- Em Texas, o condenado James Garfield Broadnax, de 2009, teve letras de rap citadas durante a decisão de aplicação da pena de morte.
- A maioria do júri era branca e, durante as deliberações, pediu para revisar 40 páginas das letras de Broadnax duas vezes.
- Amici curiae de Killer Mike, T.I., Young Thug, Fat Joe e outros artistas defendem que o uso das letras foi inconstitucional e amplifica preconceito contra rap.
- O advogado de Travis Scott apresentou um briefing semelhante, afirmando que a expressão artística protegida pela Primeira Emenda não pode ser usada para prever propensão criminal.
- Ambos os documentos pedem ao Supremo Tribunal Federal que revise o caso e determine limites constitucionais sobre usar letras de rap como evidência.
O caso envolve a possibilidade de revisar o uso de letras de rap como evidência em uma sentença de pena de morte. O réu é James Garfield Broadnax, condenado em 2009 por assassinatos durante um assalto no entorno de Garland, Texas. A defesa argumenta que as letras foram usadas de forma inadequada para influenciar o veredito.

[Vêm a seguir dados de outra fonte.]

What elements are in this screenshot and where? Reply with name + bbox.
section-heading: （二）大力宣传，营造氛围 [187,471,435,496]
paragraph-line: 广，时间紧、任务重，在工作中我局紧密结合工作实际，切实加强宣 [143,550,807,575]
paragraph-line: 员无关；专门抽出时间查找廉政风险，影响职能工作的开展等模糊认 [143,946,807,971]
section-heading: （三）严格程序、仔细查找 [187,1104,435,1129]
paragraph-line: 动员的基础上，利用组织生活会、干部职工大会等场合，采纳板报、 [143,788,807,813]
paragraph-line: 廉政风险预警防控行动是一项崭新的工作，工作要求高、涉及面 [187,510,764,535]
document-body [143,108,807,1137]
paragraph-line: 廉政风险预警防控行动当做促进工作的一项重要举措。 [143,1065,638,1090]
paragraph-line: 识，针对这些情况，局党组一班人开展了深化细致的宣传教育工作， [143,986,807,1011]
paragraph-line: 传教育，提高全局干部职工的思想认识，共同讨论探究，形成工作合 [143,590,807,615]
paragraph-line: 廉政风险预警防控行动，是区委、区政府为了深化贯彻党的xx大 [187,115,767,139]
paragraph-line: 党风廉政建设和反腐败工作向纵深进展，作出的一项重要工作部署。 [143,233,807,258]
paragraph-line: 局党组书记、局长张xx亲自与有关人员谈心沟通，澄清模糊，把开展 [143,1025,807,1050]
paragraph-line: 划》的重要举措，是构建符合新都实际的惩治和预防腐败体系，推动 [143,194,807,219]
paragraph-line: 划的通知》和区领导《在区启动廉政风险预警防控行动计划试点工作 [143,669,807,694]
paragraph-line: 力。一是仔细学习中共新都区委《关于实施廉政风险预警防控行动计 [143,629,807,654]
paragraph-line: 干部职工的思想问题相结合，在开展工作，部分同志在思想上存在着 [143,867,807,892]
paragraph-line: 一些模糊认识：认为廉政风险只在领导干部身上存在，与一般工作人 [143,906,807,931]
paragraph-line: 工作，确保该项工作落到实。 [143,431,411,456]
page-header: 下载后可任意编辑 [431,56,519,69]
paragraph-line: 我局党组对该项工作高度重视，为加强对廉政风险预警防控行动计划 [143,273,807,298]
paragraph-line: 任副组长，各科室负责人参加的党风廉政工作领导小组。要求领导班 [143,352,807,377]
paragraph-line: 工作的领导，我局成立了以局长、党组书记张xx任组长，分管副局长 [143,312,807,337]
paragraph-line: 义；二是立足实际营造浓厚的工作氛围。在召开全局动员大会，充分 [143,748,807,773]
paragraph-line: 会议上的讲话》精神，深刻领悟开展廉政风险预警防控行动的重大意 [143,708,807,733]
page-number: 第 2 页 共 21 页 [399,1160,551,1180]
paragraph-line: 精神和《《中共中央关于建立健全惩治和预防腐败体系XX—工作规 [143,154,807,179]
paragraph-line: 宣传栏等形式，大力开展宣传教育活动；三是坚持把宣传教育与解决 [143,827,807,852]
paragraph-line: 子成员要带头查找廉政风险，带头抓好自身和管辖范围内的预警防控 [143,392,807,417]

A controvérsia ganhou repercussão após a defesa apresentar recursos à Suprema Corte dos EUA. Broadnax está no corredor da morte, com a execução prevista para o próximo mês. Atenção especial é voltada para a forma como as letras foram apresentadas durante as deliberações do júri, que incluíram a leitura de páginas de letras manuscritas.
Artistas de peso no hip hop, entre eles Killer Mike, T.I., Young Thug e Fat Joe, assinaram um amicus curiae defendendo Broadnax. O próprio rapper Travis Scott também apresentou um amicus ao tribunal, contestando o uso de letras de rap no julgamento.
Apoio de artistas e implicações constitucionais
Os colegas de música argumentam que as letras são ficção, não autobiografia, e que a criminalização do rap restringe a liberdade de expressão. O grupo sustenta que as letras foram usadas para alimentar preconceitos raciais e antipragas, influenciando a percepção de perigo do réu.
A defesa de Scott descreve o uso das letras como uma penalização de conteúdo com base no gênero musical, apontando que o rap é amplamente protegido pela Primeira Emenda. Os recursos pedem que a Suprema Corte esclareça limites constitucionais sobre a utilização de expressão artística como evidência de propensão criminosa.
Advogados de Broadnax afirmam que as letras não foram usadas nas etapas de culpa ou inocência, e sim para intensificar vieses raciais. O material é considerado irrelevante para o veredito final, segundo os argumentos apresentados aos tribunais federais.
Pedidos também ressaltam que o caso expõe dificuldades sobre o tratamento de obras culturais minoritárias no sistema judicial. O movimento busca, em última instância, um exame mais cuidadoso dos critérios para utilizar artes como evidência criminal em processos futuros.
As duas peças legais, de Killer Mike e de Scott, pedem que a Suprema Corte conceda uma revisão do caso, conhecida como Writ of Certiorari, para reavaliar decisões de tribunais inferiores. A decisão final pode definir precedentes sobre o tema.